La rémunération des praticiens « mercenaires » plafonnée dès 2018

Encadrement de l'intérim médical : l'hôpital salue un premier pas mais…

Par
Publié le 04/12/2017
Article réservé aux abonnés
interim

interim
Crédit photo : SEBASTIEN TOUBON

Cinq ans après le rapport choc du Dr Olivier Véran sur les dérives de l'intérim médical à l'hôpital, un décret et un arrêté publiés au « Journal officiel » concrétisent l'encadrement de cette pratique qui grève le budget des hôpitaux, contraints d'embaucher à prix d'or des praticiens « mercenaires » notamment dans des spécialités à risque : anesthésie, urgences, réanimation, obstétrique, etc.

Attendus en application de la loi santé de janvier 2016, les deux textes plafonnent la rémunération d'un PH intérimaire à hauteur de 1 404,05 euros brut pour 24 heures de travail en 2018, puis 1 287,05 euros en 2019 et 1 170,04 euros à partir de 2020. Ces plafonds correspondent à la valorisation d'une journée d’un PH sous statut (entre le dixième et le onzième échelon) rémunéré en temps de travail additionnel et qui perçoit une indemnité de sujétion, précise le ministère au « Quotidien ».  

Les agences d’intérim devront renseigner les établissements sur les qualifications, l'autorisation d'exercice, l'aptitude et le non-cumul d'activité de leurs poulains.

Stopper l'hémorragie

En 2013, le Dr Véran dénombrait 6 000 médecins « mercenaires ». Il n'existe pas de nouveau décompte national précis mais « la situation de l'intérim médical est assez généralisée, même si toutes les spécialités ne sont pas concernées avec la même intensité », confirme le ministère de la Santé. Le coût : un demi-milliard d'euros par an.

En 2017, l'enjeu de l'intérim médical reste capital. Un poste sur quatre de PH temps plein est vacant, selon le CNG qui gère les carrières hospitalières. À Forez (Loire), l'hôpital sera placé sous administration provisoire en janvier pour cause d'activité insuffisante et de finances plombées par l'intérim, selon l'ARS. Dans l'Indre, l'hôpital de Châteauroux aurait déboursé cet été jusqu'à 2 000 euros pour des gardes de 24 heures. 

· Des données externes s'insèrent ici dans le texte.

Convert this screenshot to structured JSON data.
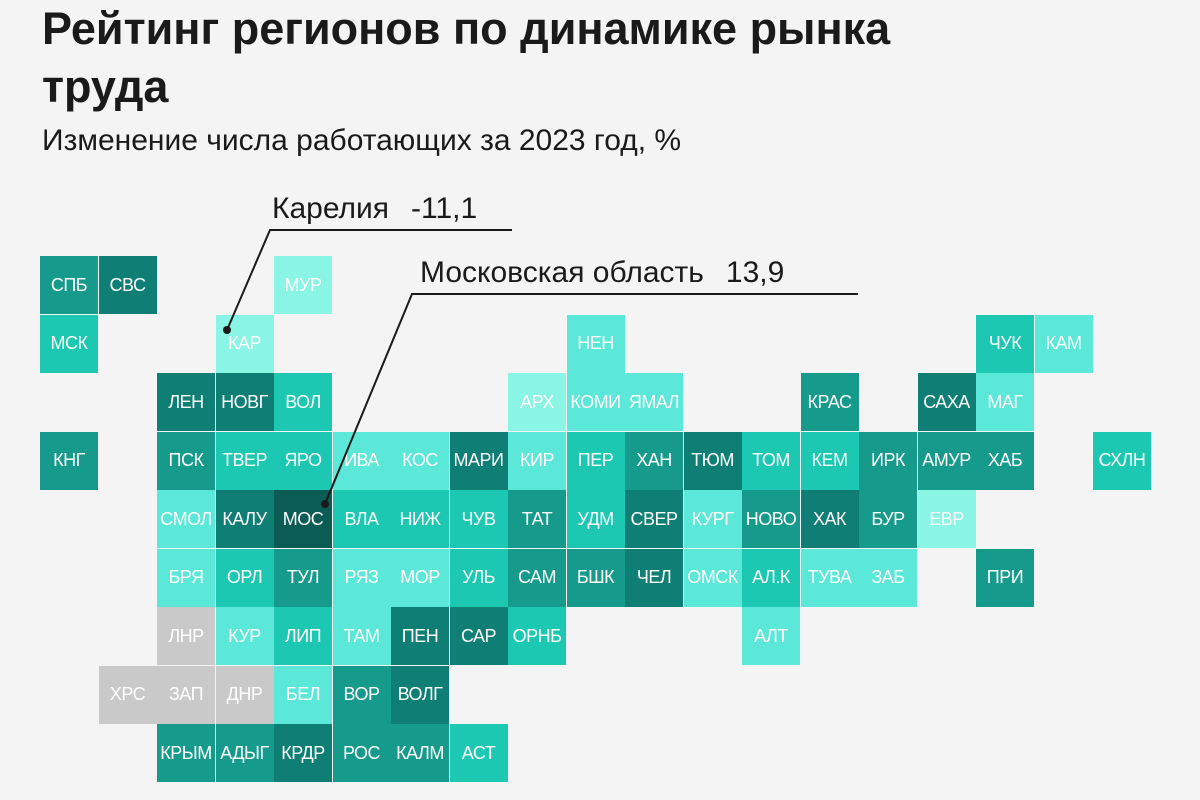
{
  "title": "Рейтинг регионов по динамике рынка труда",
  "subtitle": "Изменение числа работающих за 2023 год, %",
  "annotations": {
    "karelia": {
      "name": "Карелия",
      "value": "-11,1"
    },
    "moscow_obl": {
      "name": "Московская область",
      "value": "13,9"
    }
  },
  "colors": {
    "level1": "#8af5e4",
    "level2": "#5ce8d8",
    "level3": "#1cc8b2",
    "level4": "#159a8c",
    "level5": "#0f7e74",
    "level6": "#0a5c54",
    "nodata": "#c9c9c9",
    "leader_line": "#1a1a1a"
  },
  "chart_data": {
    "type": "heatmap",
    "grid_origin_x": 40,
    "grid_origin_y": 256,
    "cells": [
      {
        "label": "СПБ",
        "col": 0,
        "row": 0,
        "level": 4
      },
      {
        "label": "СВС",
        "col": 1,
        "row": 0,
        "level": 5
      },
      {
        "label": "МУР",
        "col": 4,
        "row": 0,
        "level": 1
      },
      {
        "label": "МСК",
        "col": 0,
        "row": 1,
        "level": 3
      },
      {
        "label": "КАР",
        "col": 3,
        "row": 1,
        "level": 1
      },
      {
        "label": "НЕН",
        "col": 9,
        "row": 1,
        "level": 2
      },
      {
        "label": "ЧУК",
        "col": 16,
        "row": 1,
        "level": 3
      },
      {
        "label": "КАМ",
        "col": 17,
        "row": 1,
        "level": 2
      },
      {
        "label": "ЛЕН",
        "col": 2,
        "row": 2,
        "level": 5
      },
      {
        "label": "НОВГ",
        "col": 3,
        "row": 2,
        "level": 5
      },
      {
        "label": "ВОЛ",
        "col": 4,
        "row": 2,
        "level": 3
      },
      {
        "label": "АРХ",
        "col": 8,
        "row": 2,
        "level": 1
      },
      {
        "label": "КОМИ",
        "col": 9,
        "row": 2,
        "level": 2
      },
      {
        "label": "ЯМАЛ",
        "col": 10,
        "row": 2,
        "level": 2
      },
      {
        "label": "КРАС",
        "col": 13,
        "row": 2,
        "level": 4
      },
      {
        "label": "САХА",
        "col": 15,
        "row": 2,
        "level": 5
      },
      {
        "label": "МАГ",
        "col": 16,
        "row": 2,
        "level": 2
      },
      {
        "label": "КНГ",
        "col": 0,
        "row": 3,
        "level": 4
      },
      {
        "label": "ПСК",
        "col": 2,
        "row": 3,
        "level": 4
      },
      {
        "label": "ТВЕР",
        "col": 3,
        "row": 3,
        "level": 3
      },
      {
        "label": "ЯРО",
        "col": 4,
        "row": 3,
        "level": 3
      },
      {
        "label": "ИВА",
        "col": 5,
        "row": 3,
        "level": 2
      },
      {
        "label": "КОС",
        "col": 6,
        "row": 3,
        "level": 2
      },
      {
        "label": "МАРИ",
        "col": 7,
        "row": 3,
        "level": 5
      },
      {
        "label": "КИР",
        "col": 8,
        "row": 3,
        "level": 2
      },
      {
        "label": "ПЕР",
        "col": 9,
        "row": 3,
        "level": 3
      },
      {
        "label": "ХАН",
        "col": 10,
        "row": 3,
        "level": 4
      },
      {
        "label": "ТЮМ",
        "col": 11,
        "row": 3,
        "level": 5
      },
      {
        "label": "ТОМ",
        "col": 12,
        "row": 3,
        "level": 3
      },
      {
        "label": "КЕМ",
        "col": 13,
        "row": 3,
        "level": 3
      },
      {
        "label": "ИРК",
        "col": 14,
        "row": 3,
        "level": 4
      },
      {
        "label": "АМУР",
        "col": 15,
        "row": 3,
        "level": 4
      },
      {
        "label": "ХАБ",
        "col": 16,
        "row": 3,
        "level": 4
      },
      {
        "label": "СХЛН",
        "col": 18,
        "row": 3,
        "level": 3
      },
      {
        "label": "СМОЛ",
        "col": 2,
        "row": 4,
        "level": 2
      },
      {
        "label": "КАЛУ",
        "col": 3,
        "row": 4,
        "level": 5
      },
      {
        "label": "МОС",
        "col": 4,
        "row": 4,
        "level": 6
      },
      {
        "label": "ВЛА",
        "col": 5,
        "row": 4,
        "level": 3
      },
      {
        "label": "НИЖ",
        "col": 6,
        "row": 4,
        "level": 3
      },
      {
        "label": "ЧУВ",
        "col": 7,
        "row": 4,
        "level": 3
      },
      {
        "label": "ТАТ",
        "col": 8,
        "row": 4,
        "level": 4
      },
      {
        "label": "УДМ",
        "col": 9,
        "row": 4,
        "level": 3
      },
      {
        "label": "СВЕР",
        "col": 10,
        "row": 4,
        "level": 5
      },
      {
        "label": "КУРГ",
        "col": 11,
        "row": 4,
        "level": 2
      },
      {
        "label": "НОВО",
        "col": 12,
        "row": 4,
        "level": 4
      },
      {
        "label": "ХАК",
        "col": 13,
        "row": 4,
        "level": 5
      },
      {
        "label": "БУР",
        "col": 14,
        "row": 4,
        "level": 4
      },
      {
        "label": "ЕВР",
        "col": 15,
        "row": 4,
        "level": 1
      },
      {
        "label": "БРЯ",
        "col": 2,
        "row": 5,
        "level": 2
      },
      {
        "label": "ОРЛ",
        "col": 3,
        "row": 5,
        "level": 3
      },
      {
        "label": "ТУЛ",
        "col": 4,
        "row": 5,
        "level": 4
      },
      {
        "label": "РЯЗ",
        "col": 5,
        "row": 5,
        "level": 2
      },
      {
        "label": "МОР",
        "col": 6,
        "row": 5,
        "level": 2
      },
      {
        "label": "УЛЬ",
        "col": 7,
        "row": 5,
        "level": 3
      },
      {
        "label": "САМ",
        "col": 8,
        "row": 5,
        "level": 4
      },
      {
        "label": "БШК",
        "col": 9,
        "row": 5,
        "level": 4
      },
      {
        "label": "ЧЕЛ",
        "col": 10,
        "row": 5,
        "level": 5
      },
      {
        "label": "ОМСК",
        "col": 11,
        "row": 5,
        "level": 2
      },
      {
        "label": "АЛ.К",
        "col": 12,
        "row": 5,
        "level": 3
      },
      {
        "label": "ТУВА",
        "col": 13,
        "row": 5,
        "level": 2
      },
      {
        "label": "ЗАБ",
        "col": 14,
        "row": 5,
        "level": 2
      },
      {
        "label": "ПРИ",
        "col": 16,
        "row": 5,
        "level": 4
      },
      {
        "label": "ЛНР",
        "col": 2,
        "row": 6,
        "level": 0
      },
      {
        "label": "КУР",
        "col": 3,
        "row": 6,
        "level": 2
      },
      {
        "label": "ЛИП",
        "col": 4,
        "row": 6,
        "level": 3
      },
      {
        "label": "ТАМ",
        "col": 5,
        "row": 6,
        "level": 2
      },
      {
        "label": "ПЕН",
        "col": 6,
        "row": 6,
        "level": 5
      },
      {
        "label": "САР",
        "col": 7,
        "row": 6,
        "level": 5
      },
      {
        "label": "ОРНБ",
        "col": 8,
        "row": 6,
        "level": 3
      },
      {
        "label": "АЛТ",
        "col": 12,
        "row": 6,
        "level": 2
      },
      {
        "label": "ХРС",
        "col": 1,
        "row": 7,
        "level": 0
      },
      {
        "label": "ЗАП",
        "col": 2,
        "row": 7,
        "level": 0
      },
      {
        "label": "ДНР",
        "col": 3,
        "row": 7,
        "level": 0
      },
      {
        "label": "БЕЛ",
        "col": 4,
        "row": 7,
        "level": 2
      },
      {
        "label": "ВОР",
        "col": 5,
        "row": 7,
        "level": 4
      },
      {
        "label": "ВОЛГ",
        "col": 6,
        "row": 7,
        "level": 5
      },
      {
        "label": "КРЫМ",
        "col": 2,
        "row": 8,
        "level": 4
      },
      {
        "label": "АДЫГ",
        "col": 3,
        "row": 8,
        "level": 4
      },
      {
        "label": "КРДР",
        "col": 4,
        "row": 8,
        "level": 5
      },
      {
        "label": "РОС",
        "col": 5,
        "row": 8,
        "level": 4
      },
      {
        "label": "КАЛМ",
        "col": 6,
        "row": 8,
        "level": 4
      },
      {
        "label": "АСТ",
        "col": 7,
        "row": 8,
        "level": 3
      }
    ]
  }
}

Les gros établissements ne sont pas épargnés. Depuis la rentrée, le CHU de Nancy recourt à l'intérim « de manière plus massive » (1,7 million d'euros) pour compenser la pénurie d'anesthésistes, une « situation de tension liée à un trou générationnel », indique la direction. S'y ajoute la concurrence avec le privé...

Intérim fixe 

L'hôpital est partagé sur les effets du dispositif de plafonnement. « Cette mesure ne règle pas le problème de l'attractivité médicale mais c'est un petit pas dans la bonne direction au regard des excès », commente Jérémie Sécher, directeur de l'hôpital d'Antibes et président du SMPS (managers publics) qui exhorte à « aller plus loin sur les statuts et les conditions d'exercice pour se donner les capacités de recruter »

Personnellement concerné, Maxime Morin, directeur de l'hôpital de Cherbourg (Manche) et secrétaire général adjoint du SYNCASS-CFDT, est plus enthousiaste : « C'est une mesure bienvenue car indispensable ! Les hôpitaux sont dans une logique d'offre et de demande médicale, de négociations avec les cabinets de recrutement. On en arrive à faire de l'intérim fixe ». Maxime Morin n'entend pas faire « d'économies fantastiques » en 2018 mais apprécie cette régulation d'un marché opaque. À Cherbourg, l'intérim coûte 3,5 millions d'euros par an. C'est plus de 10 % du budget du personnel médical.

La réforme devra faire ses preuves. Pour Jacques Trévidic, président d'APH, centrale mobilisée de longue date contre « l'intérim médical légalisé », « il aurait fallu interdire cette pratique. Comme c'est impossible vu l'ampleur des dégâts, on légalise pour contrôler ». Le pharmacien de l'hôpital de Caudan (Morbihan) persiste et signe : « Réduire les dépenses, c'est plus facile que revaloriser le travail des PH. Sans la disparition des cinq premiers échelons de la grille salariale, on ne parviendra ni à recruter ni à fidéliser les médecins. »

Au ministère, on veut croire que cette régulation de l'intérim permettra de rendre les pratiques « équitables, comparables et lisibles » et d'éviter les effets « perturbateurs » au sein des équipes médicales.